Le 24 Octobre 2002, bien avant la publication des résultats officiels, se manifeste une volonté de dissimuler cet échec :
"Les premiers scores globaux de réussite que nous avons rassemblés paraissent au premier abord plutôt alarmants. Ils sont en tout cas décevants par rapport aux scores obtenus à l'évaluation de 6°. Il est d'ailleurs bon de rappeler que la communication de ces scores aux élèves ou à leurs parents n'est pas systématiquement prévue".
Cette volonté de dissimulation se comprend. De tels résultats plaçaient la DEP devant un dilemme : soit reconnaître que l'évaluation de 1995 avec 80% de réussite sur la division des nombres entiers[CEP96, p. 31] surestimait nettement le niveau en calcul, soit expliquer pourquoi les évaluations de sixième depuis 10 ans n'ont pas permis de percevoir une baisse de 50% du niveau des élèves.
B) Niveau post-bac :
Parmi les nombreux témoignages que nous avons rassemblés sur l’effondrement du niveau scolaire et sa dissimulation, nous n’en retiendrons que quatre.
- Celui un professeur de linguistique anglaise qui doit passer la première année de fac à faire acquérir des notions de base comme pronom démonstratif pour pouvoir aborder son propre cours.

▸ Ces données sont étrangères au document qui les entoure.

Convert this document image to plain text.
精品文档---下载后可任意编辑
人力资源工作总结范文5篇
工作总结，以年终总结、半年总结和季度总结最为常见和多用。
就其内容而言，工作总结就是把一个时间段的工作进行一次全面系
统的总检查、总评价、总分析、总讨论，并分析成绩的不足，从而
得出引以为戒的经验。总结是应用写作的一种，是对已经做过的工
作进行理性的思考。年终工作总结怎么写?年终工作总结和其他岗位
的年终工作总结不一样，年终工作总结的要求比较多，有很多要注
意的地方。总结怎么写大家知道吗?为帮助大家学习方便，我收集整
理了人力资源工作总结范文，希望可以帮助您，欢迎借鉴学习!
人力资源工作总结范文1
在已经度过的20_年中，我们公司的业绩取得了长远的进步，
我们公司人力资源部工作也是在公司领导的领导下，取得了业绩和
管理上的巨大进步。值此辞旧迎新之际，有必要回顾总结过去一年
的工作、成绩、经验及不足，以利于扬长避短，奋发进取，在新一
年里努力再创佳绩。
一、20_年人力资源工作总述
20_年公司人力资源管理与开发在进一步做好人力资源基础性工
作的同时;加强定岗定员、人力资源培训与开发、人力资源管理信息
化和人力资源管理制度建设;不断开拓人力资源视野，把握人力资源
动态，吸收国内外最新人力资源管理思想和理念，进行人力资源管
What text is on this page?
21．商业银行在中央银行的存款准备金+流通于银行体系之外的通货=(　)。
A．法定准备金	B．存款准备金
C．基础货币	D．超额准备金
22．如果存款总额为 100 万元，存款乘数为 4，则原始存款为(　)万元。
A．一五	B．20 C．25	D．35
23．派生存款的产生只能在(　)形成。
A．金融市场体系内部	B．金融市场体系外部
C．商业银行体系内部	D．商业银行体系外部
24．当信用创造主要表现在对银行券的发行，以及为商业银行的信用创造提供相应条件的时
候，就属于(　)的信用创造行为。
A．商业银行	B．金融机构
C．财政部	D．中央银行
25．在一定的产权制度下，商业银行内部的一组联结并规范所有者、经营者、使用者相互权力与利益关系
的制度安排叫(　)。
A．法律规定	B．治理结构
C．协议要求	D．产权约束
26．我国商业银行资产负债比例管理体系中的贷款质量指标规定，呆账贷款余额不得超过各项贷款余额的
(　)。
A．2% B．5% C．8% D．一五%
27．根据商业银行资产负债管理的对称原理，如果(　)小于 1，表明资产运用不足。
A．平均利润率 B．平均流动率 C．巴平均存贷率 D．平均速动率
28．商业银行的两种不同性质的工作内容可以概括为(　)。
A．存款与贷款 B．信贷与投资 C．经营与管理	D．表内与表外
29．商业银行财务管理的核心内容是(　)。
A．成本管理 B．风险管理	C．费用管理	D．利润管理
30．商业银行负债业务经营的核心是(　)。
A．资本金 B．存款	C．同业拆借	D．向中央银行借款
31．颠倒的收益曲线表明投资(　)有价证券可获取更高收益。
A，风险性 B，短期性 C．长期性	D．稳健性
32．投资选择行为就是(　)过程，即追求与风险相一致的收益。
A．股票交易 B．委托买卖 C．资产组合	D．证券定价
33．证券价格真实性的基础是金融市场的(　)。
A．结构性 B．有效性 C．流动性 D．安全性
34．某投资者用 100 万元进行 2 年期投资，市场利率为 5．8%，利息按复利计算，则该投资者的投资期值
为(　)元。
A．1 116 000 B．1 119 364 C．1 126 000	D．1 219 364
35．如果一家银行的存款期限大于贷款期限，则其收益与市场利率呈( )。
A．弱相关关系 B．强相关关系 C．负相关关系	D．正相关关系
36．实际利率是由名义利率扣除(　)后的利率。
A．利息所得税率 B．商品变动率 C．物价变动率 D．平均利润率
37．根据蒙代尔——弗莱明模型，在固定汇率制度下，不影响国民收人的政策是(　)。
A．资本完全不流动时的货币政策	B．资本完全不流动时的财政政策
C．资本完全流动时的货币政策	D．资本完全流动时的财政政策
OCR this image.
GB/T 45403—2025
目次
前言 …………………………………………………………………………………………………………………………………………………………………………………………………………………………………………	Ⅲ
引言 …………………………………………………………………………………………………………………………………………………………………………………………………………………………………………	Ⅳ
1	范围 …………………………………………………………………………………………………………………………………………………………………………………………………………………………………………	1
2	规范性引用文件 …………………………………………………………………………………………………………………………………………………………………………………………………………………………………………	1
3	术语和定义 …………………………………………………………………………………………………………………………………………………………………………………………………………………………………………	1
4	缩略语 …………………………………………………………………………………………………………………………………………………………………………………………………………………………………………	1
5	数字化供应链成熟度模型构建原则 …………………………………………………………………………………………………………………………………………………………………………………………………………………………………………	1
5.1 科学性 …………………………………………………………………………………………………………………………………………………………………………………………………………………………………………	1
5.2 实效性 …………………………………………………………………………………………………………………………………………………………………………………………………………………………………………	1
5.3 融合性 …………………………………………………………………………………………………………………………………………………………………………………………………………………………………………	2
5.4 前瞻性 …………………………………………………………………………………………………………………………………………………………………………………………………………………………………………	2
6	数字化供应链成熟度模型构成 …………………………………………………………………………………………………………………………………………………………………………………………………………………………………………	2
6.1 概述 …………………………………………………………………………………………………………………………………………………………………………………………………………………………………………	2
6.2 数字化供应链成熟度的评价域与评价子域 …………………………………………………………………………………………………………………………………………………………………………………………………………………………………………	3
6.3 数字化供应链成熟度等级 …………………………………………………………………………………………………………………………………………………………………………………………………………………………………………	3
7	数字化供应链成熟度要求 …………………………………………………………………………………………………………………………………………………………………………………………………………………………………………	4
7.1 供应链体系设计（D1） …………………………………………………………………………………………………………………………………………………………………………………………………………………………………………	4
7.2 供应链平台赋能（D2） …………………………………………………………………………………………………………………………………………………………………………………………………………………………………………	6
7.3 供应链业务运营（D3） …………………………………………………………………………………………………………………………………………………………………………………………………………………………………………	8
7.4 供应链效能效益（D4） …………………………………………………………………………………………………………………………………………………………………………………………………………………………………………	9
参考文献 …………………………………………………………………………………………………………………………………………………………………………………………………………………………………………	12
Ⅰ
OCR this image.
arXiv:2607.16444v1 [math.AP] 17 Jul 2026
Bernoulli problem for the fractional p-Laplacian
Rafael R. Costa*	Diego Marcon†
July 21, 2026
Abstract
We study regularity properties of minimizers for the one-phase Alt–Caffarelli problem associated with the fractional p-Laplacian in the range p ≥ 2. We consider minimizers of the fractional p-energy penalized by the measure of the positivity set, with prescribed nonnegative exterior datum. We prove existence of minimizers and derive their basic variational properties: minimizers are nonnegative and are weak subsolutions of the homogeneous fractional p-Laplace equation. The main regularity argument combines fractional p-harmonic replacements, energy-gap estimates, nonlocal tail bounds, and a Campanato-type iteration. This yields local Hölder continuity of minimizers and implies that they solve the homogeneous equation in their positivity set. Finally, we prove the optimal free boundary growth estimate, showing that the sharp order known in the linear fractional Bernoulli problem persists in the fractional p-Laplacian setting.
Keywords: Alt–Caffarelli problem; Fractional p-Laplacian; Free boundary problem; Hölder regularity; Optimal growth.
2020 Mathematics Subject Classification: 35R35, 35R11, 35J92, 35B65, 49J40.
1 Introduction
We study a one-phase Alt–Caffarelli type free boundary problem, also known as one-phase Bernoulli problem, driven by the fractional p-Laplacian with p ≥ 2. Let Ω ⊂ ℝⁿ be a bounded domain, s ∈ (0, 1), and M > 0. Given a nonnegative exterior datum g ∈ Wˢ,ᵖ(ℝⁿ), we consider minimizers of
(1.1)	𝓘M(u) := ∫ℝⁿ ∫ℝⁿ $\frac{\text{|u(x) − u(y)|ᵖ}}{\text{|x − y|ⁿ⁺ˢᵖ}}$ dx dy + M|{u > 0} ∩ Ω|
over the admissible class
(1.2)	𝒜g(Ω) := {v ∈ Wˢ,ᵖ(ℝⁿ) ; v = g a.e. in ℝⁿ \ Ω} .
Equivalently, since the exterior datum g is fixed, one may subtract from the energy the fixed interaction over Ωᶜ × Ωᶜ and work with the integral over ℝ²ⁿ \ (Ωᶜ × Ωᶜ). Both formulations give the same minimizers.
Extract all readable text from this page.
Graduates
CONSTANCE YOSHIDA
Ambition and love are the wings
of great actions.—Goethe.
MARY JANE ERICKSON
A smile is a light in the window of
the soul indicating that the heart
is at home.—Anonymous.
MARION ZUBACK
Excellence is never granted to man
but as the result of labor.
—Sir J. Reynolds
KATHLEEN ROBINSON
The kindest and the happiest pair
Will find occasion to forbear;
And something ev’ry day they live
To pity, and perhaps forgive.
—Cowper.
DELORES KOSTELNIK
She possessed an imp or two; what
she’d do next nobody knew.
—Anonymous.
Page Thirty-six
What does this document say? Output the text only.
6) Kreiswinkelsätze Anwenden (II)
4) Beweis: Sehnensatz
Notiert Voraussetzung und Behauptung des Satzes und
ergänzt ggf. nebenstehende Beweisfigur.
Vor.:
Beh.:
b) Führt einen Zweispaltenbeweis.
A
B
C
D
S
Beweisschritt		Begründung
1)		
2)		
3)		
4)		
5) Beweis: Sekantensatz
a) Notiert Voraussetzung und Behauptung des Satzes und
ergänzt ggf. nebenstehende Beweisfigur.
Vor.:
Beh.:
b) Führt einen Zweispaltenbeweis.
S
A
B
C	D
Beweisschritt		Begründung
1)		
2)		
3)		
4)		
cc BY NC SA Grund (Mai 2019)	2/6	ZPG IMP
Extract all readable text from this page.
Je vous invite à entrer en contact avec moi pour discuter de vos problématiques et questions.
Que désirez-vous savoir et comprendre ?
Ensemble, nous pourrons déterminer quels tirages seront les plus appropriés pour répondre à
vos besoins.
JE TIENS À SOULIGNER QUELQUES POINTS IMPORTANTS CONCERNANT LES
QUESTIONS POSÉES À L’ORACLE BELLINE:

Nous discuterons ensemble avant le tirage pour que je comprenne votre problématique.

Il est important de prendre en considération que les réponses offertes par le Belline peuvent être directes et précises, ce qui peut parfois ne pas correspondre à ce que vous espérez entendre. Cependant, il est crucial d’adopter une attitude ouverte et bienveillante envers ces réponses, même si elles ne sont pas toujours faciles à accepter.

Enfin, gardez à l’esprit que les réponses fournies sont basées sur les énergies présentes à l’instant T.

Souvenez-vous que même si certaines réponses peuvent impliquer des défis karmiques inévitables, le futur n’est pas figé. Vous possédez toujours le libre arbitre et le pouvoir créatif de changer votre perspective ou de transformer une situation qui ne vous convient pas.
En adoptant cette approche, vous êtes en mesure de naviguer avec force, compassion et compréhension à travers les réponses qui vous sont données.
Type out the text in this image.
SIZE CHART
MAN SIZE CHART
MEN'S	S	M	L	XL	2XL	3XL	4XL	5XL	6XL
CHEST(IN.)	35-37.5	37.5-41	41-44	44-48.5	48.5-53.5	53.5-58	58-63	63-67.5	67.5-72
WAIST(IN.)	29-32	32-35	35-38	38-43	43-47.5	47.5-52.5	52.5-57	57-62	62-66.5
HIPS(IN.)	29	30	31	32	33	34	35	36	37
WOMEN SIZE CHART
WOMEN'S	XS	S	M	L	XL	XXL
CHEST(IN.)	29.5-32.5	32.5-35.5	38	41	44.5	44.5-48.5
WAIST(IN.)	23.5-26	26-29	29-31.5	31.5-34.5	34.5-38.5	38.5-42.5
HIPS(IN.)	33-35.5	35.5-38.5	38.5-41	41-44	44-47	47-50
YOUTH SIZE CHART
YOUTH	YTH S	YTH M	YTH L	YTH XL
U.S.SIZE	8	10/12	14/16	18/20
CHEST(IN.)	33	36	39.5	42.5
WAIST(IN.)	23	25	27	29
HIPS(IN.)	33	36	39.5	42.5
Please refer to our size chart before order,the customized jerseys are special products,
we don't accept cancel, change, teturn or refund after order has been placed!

- Celui d’une collègue de "45 ans, déjà professeur de français, inscrite en licence de philo. Le soir de ses épreuves écrites, elle rentre chez elle, catastrophée. Convaincue d'avoir commis un " hors-sujet", et d'avoir par conséquent échoué, elle apprendra plus tard qu'elle avait raison sur le premier point... et pourtant tort sur le second. Couronnée d'un très honorable 13/20, sa copie lui sera en effet rendue avec les annotations suivantes : " Style très clair. Ecriture lisible. Pas de fautes d'orthographe. Hors sujet. 13. "
- Celui de Jouanne B. qui écrit le 01/05/2002 : "…. Enseignante en IUT dans un département scientifique (Génie électrique et informatique industrielle)… J'ai pu constater qu'une partie de nos étudiants ne savent plus effectuer sans calculatrice des opérations simples ... Parmi tous les exemples que je pourrais citer, je vous livre le dernier exemple édifiant : dans un contrôle de première année où nos étudiants (tous bacheliers de séries scientifiques ou technologiques) devaient donner sans calculatrice une valeur approchée de 1/98, environ 15% d'entre eux ont répondu 0,98."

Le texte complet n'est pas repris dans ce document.